Choosing the right course

A-levels versus vocational courses & apprenticeships

What’s the difference?


Think carefully about what subjects or the type of course you wish to study. All sixth form study requires significant time to be devoted to study, both in and out of school, so choose a subject you enjoy. There are no ‘easy’ subjects!

Subject choices at sixth form can affect your future career pathways. For example, you cannot study maths at university if you have not studied it at A-level, although sometimes studying a subject in the sixth form is not a prerequisite for university study. Make sure you get advice so you know whether your choices are compatible with career ambitions you may have.

Do not choose a course just because your friend wants to study it or because you like a particular teacher. Often, as you grow, friendships change and teachers move on. Also, what is right for one person may not be right for another.


A-levels are mainly assessed through exams and involve greater in-depth study. A-levels also tend to be more academically focused rather than practical. You will also be expected to complete more self-directed study and reading for the subject areas you have chosen.

A-levels are excellent, well known, but demanding. They will allow you to progress onto virtually any university course as long as you choose a suitable combination of subjects and achieve appropriate grades. You will choose three subjects in Year 12 and continue with these until the end of Year 13.

If you are considering applying to Russell Group universities, you may wish to choose the following subjects: maths, chemistry, biology, physics, English literature, languages, geography and history.

IF YOU ARE considering a medical career

For those of you who are considering a medical career, it is essential that you study both biology and chemistry.

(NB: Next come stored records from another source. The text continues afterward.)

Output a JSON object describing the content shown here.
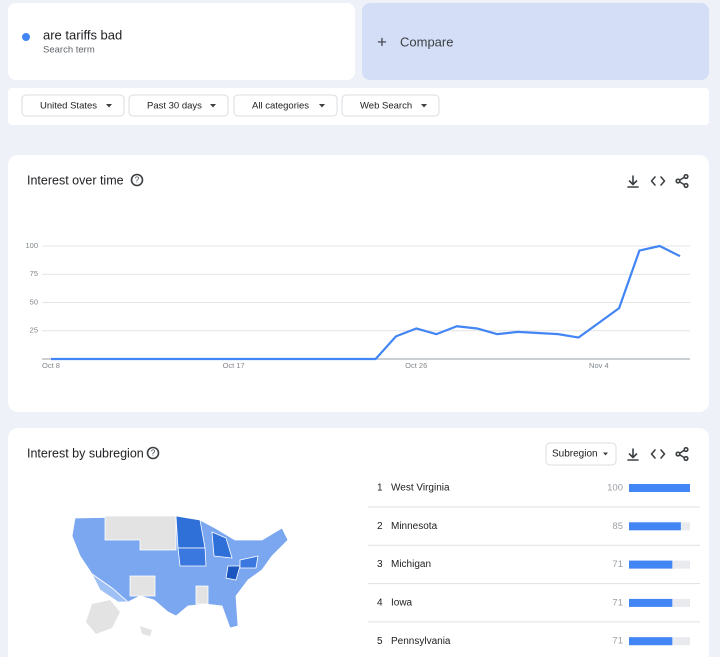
{
  "search": {
    "term": "are tariffs bad",
    "sublabel": "Search term",
    "compare": "Compare"
  },
  "filters": [
    "United States",
    "Past 30 days",
    "All categories",
    "Web Search"
  ],
  "chart_data": {
    "type": "line",
    "title": "Interest over time",
    "categories": [
      "Oct 8",
      null,
      null,
      null,
      null,
      null,
      null,
      null,
      null,
      "Oct 17",
      null,
      null,
      null,
      null,
      null,
      null,
      null,
      null,
      "Oct 26",
      null,
      null,
      null,
      null,
      null,
      null,
      null,
      null,
      "Nov 4",
      null,
      null,
      null,
      null
    ],
    "values": [
      0,
      0,
      0,
      0,
      0,
      0,
      0,
      0,
      0,
      0,
      0,
      0,
      0,
      0,
      0,
      0,
      0,
      20,
      27,
      22,
      29,
      27,
      22,
      24,
      23,
      22,
      19,
      32,
      45,
      96,
      100,
      91
    ],
    "color": "#4285f4",
    "ylim": [
      0,
      100
    ],
    "yticks": [
      25,
      50,
      75,
      100
    ],
    "grid": true
  },
  "subregion": {
    "title": "Interest by subregion",
    "dropdown": "Subregion",
    "rows": [
      {
        "rank": 1,
        "name": "West Virginia",
        "value": 100
      },
      {
        "rank": 2,
        "name": "Minnesota",
        "value": 85
      },
      {
        "rank": 3,
        "name": "Michigan",
        "value": 71
      },
      {
        "rank": 4,
        "name": "Iowa",
        "value": 71
      },
      {
        "rank": 5,
        "name": "Pennsylvania",
        "value": 71
      }
    ]
  }
}
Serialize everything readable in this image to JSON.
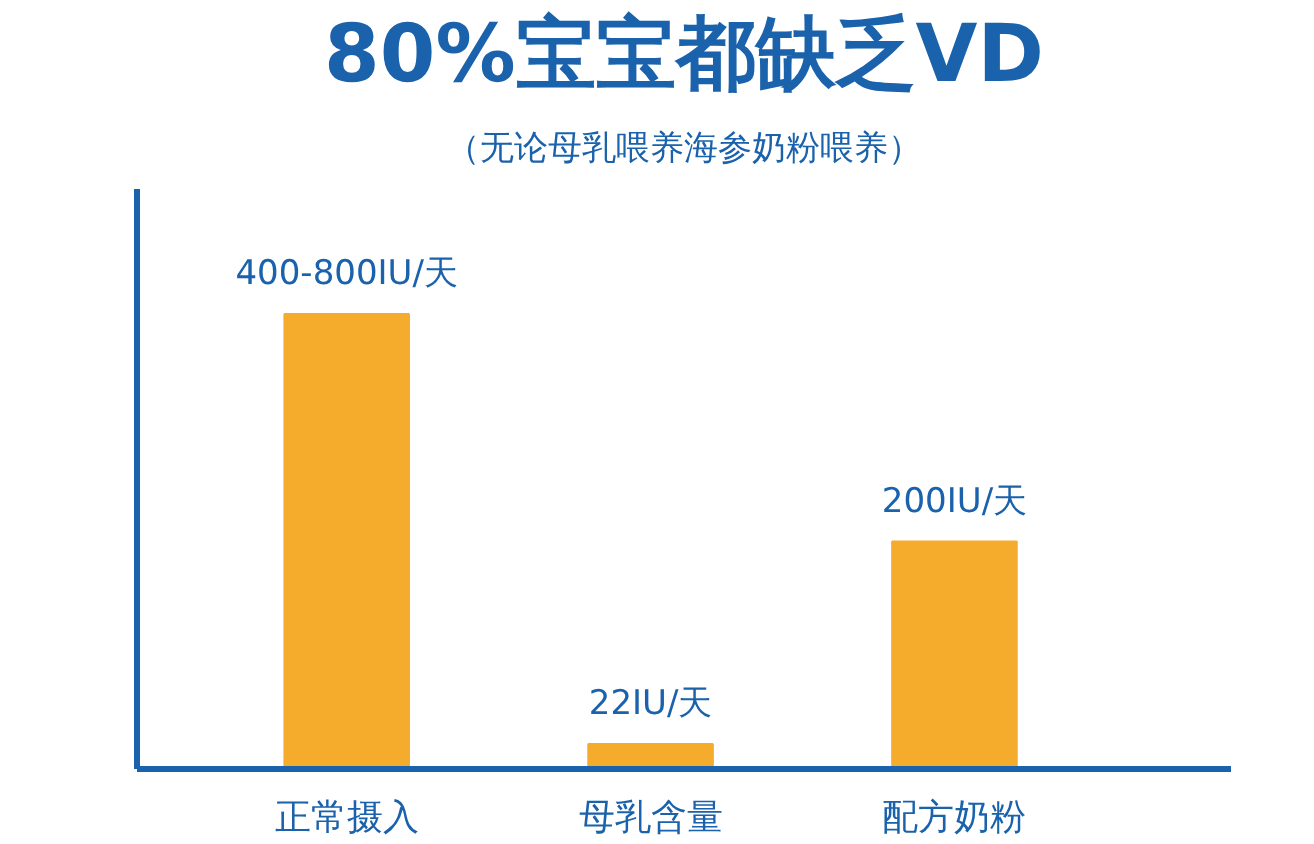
{
  "chart_data": {
    "type": "bar",
    "title": "80%宝宝都缺乏VD",
    "subtitle": "（无论母乳喂养海参奶粉喂养）",
    "categories": [
      "正常摄入",
      "母乳含量",
      "配方奶粉"
    ],
    "values": [
      400,
      22,
      200
    ],
    "value_labels": [
      "400-800IU/天",
      "22IU/天",
      "200IU/天"
    ],
    "color": "#f5ab2c",
    "ylim": [
      0,
      510
    ],
    "tick_labels": "x",
    "grid": false
  }
}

You should also study one other science subject, for example, maths or psychology.

Vocational Subjects

 Vocational courses are specialised, work-based courses that primarily involve practical learning, but there are also some theoretical elements.

Some vocational courses also include one or two days a week of work placement as part of the course, which provides an opportunity for work-related learning.


We offer one year, Level 2 programmes, which are appropriate for those who are not yet ready to undertake qualifications at Level 3 or are keen to undertake a more vocational route.

In addition, students will need to study English or maths at Level 2 in order to improve their GCSE grades, if they have not already obtained a grade 4 or above.